There was a narrow slice of light beneath the door at the foot of the stairs. Maribel closed the front door gently, taking care that it did not slam. Once or twice, when they had first come, Edward had failed in this duty and, like a child’s jack-inthe-box, Lady Wingate had leaped out from behind her front door to berate him. Edward found these encounters diverting. He claimed that, by provoking the acceleration of blood through Lady Wingate’s coarsening arteries, he was performing a duty of medical care, but Maribel had no appetite for the old lady’s implacable irascibility. She hurried on tiptoe across the wide tiled hall.
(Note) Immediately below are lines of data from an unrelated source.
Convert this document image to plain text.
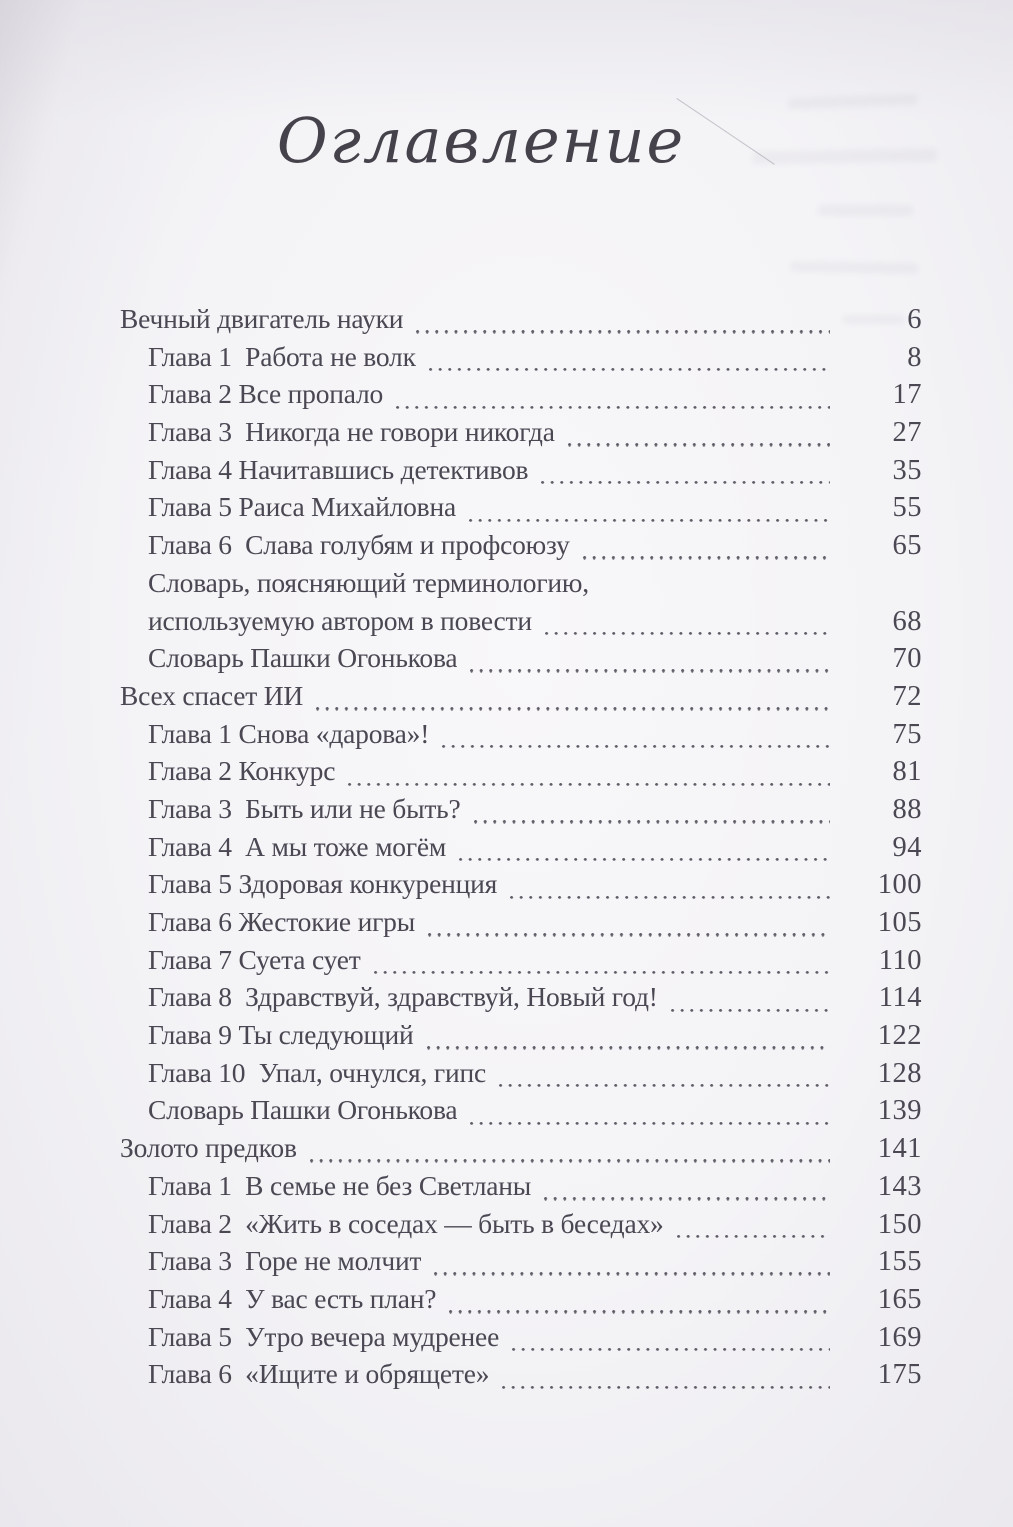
Оглавление
Вечный двигатель науки	6
Глава 1  Работа не волк	8
Глава 2 Все пропало	17
Глава 3  Никогда не говори никогда	27
Глава 4 Начитавшись детективов	35
Глава 5 Раиса Михайловна	55
Глава 6  Слава голубям и профсоюзу	65
Словарь, поясняющий терминологию,
используемую автором в повести	68
Словарь Пашки Огонькова	70
Всех спасет ИИ	72
Глава 1 Снова «дарова»!	75
Глава 2 Конкурс	81
Глава 3  Быть или не быть?	88
Глава 4  А мы тоже могём	94
Глава 5 Здоровая конкуренция	100
Глава 6 Жестокие игры	105
Глава 7 Суета сует	110
Глава 8  Здравствуй, здравствуй, Новый год!	114
Глава 9 Ты следующий	122
Глава 10  Упал, очнулся, гипс	128
Словарь Пашки Огонькова	139
Золото предков	141
Глава 1  В семье не без Светланы	143
Глава 2  «Жить в соседах — быть в беседах»	150
Глава 3  Горе не молчит	155
Глава 4  У вас есть план?	165
Глава 5  Утро вечера мудренее	169
Глава 6  «Ищите и обрящете»	175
As she reached the stairs, the door to Lady Wingate’s flat banged open.
‘Mrs Campbell Lowe.’
Maribel sighed. She stopped, one hand on the banister.
‘Good evening, Lady Wingate.’
The old woman glared at her. She was dressed in a dark green velvet evening gown with a huge and rather tarnished diamond pin on the shoulder. The dress was low-cut, revealing a good deal of wrinkled décolletage.
‘Must you make such an infernal racket?’ she deman
ded. ‘I can barely hear myself think.’
‘I’m sorry. I tried to be extra careful with the door this time.’
‘Bang, bang, bang, that door, day and night. Anyone would think it was a pheasant shoot. I don’t suppose they have pheasant shoots where you come from, do they?’
‘In Chile? No.’
‘I told my son a flat was a modern abomination. A house, that’s the respectable way to live. Not all piled up one on top of the other like plates. We, thank heavens, are not the French.’
Maribel said nothing. The old lady made a low whistling noise to herself and patted her velvet arms.
‘No husband tonight?’
‘Not tonight. There is a vote at the House.’
‘So I shall have the pleasure of being woken by him later.’
‘I am sure he will be very quiet.’
Lady Wingate harrumphed, clicking her false teeth.
‘My mother would never have allowed my brother to put her in a flat. Not while she was of sound mind. She was of the opinion that only paupers and prisoners managed without stairs.’
‘Well. The world changes.’
‘The vote for women, now that would really have her turning in her grave. Silly old bat.’
Maribel smiled. ‘I should be getting along. I am sorry I disturbed you. Goodnight, Lady Wingate.’
Lady Wingate harrumphed again and did not reply. She stood in her doorway, seemingly lost in thought, as Maribel climbed the stairs to the first floor. As she crossed the landing Maribel looked down. The old lady’s door was still open, her shadow a grey smudge on the black-and-white floor. In all the years of their acquaintance she had never once invited them inside her flat and they had certainly never asked her upstairs to theirs. It was the joy of modern mansion blocks. They came unfettered by the tiresome domestic obligations of ordinary houses. Nobody in a flat considered themselves to have neighbours.